Le second élément est peut-être plus significatif à long terme : le système d’auto-génération de données d’entraînement. Les chercheurs ont créé un système multi-agents qui interagit directement avec des interfaces graphiques en direct pour produire des exemples synthétiques à grande échelle. Ce système repose sur quatre agents enchaînés :
- un générateur de tâches pédagogiques qui propose des objectifs de difficulté croissante
- un agent de planification qui les décompose en étapes
- un agent de mise en pratique qui les réalise concrètement à l’écran
- un modèle critique qui évalue la qualité de chaque résultat

Ce qui distingue ce système des approches classiques basées sur des données annotées manuellement, c’est sa capacité à capturer la complexité du monde réel : les erreurs, les états inattendus, les impasses et les stratégies de récupération que les utilisateurs rencontrent en pratique. Ce sont des situations quasi impossibles à reproduire proprement avec des données sélectionnés par des humains.

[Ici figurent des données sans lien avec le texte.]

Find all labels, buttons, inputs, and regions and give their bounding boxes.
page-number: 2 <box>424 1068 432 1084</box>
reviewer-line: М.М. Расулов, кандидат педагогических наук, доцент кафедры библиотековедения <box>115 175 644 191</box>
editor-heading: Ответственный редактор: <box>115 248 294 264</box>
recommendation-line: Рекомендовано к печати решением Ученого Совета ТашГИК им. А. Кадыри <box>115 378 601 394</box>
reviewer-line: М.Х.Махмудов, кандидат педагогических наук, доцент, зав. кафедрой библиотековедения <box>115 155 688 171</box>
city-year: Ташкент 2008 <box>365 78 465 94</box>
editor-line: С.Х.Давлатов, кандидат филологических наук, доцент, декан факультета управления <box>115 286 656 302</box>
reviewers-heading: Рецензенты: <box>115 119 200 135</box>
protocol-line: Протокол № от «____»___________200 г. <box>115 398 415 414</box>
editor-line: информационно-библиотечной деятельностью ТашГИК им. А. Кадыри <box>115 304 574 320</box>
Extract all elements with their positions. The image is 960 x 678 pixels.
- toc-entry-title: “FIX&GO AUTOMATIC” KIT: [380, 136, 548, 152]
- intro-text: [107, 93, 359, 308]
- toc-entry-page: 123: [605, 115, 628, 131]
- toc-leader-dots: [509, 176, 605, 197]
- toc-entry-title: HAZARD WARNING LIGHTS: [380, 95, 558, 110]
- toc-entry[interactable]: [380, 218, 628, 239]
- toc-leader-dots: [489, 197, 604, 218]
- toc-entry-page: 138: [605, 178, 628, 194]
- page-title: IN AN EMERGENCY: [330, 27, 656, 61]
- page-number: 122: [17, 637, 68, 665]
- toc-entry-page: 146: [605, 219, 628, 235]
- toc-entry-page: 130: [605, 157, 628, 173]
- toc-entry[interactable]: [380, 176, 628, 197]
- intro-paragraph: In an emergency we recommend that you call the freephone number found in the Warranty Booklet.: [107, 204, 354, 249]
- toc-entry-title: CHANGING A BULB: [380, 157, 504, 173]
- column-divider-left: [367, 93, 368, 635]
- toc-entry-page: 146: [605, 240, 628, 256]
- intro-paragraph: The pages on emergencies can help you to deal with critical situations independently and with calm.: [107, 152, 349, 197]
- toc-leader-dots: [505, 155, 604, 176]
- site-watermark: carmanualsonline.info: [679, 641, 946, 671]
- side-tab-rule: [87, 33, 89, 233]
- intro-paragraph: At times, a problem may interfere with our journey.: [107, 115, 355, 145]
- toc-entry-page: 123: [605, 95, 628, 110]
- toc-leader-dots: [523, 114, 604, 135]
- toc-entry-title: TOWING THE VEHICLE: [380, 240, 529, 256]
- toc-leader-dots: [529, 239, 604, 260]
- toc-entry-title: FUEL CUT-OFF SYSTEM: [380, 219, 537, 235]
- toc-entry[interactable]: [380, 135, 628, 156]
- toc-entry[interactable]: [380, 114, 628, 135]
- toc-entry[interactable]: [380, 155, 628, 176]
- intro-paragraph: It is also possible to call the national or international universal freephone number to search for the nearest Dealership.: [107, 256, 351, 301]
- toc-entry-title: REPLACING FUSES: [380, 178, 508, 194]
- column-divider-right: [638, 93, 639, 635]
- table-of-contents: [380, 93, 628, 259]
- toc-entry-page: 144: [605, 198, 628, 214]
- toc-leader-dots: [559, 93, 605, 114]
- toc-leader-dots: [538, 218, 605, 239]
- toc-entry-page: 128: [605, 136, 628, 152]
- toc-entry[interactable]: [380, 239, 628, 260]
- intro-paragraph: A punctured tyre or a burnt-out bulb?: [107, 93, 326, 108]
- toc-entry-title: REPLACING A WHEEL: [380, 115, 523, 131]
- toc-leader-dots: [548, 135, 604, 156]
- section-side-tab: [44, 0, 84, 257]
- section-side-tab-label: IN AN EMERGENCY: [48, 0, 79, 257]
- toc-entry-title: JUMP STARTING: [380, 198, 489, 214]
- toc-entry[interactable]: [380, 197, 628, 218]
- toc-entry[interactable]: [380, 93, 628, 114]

Il y a des limites reconnues et une confidentialité
Ferret-UI Lite a été entraîné et évalué sur des environnements Android, Web et ordinateur via les benchmarks AndroidWorld et OSWorld, contrairement aux versions précédentes centrées sur iOS. Les chercheurs ne justifient pas explicitement ce choix, mais il reflète probablement la disponibilité des environnements de test reproductibles à grande échelle sur ces plateformes.

Sur les tâches complexes impliquant plusieurs étapes enchaînées, le modèle IA montre ses limites, un compromis attendu pour un modèle embarqué. En contrepartie, son exécution entièrement locale offre une garantie de confidentialité concrète : aucune donnée n’est transmise à des serveurs distants et l’agent interagit avec les interfaces d’applications directement sur l’appareil de l’utilisateur, sans dépendance au réseau.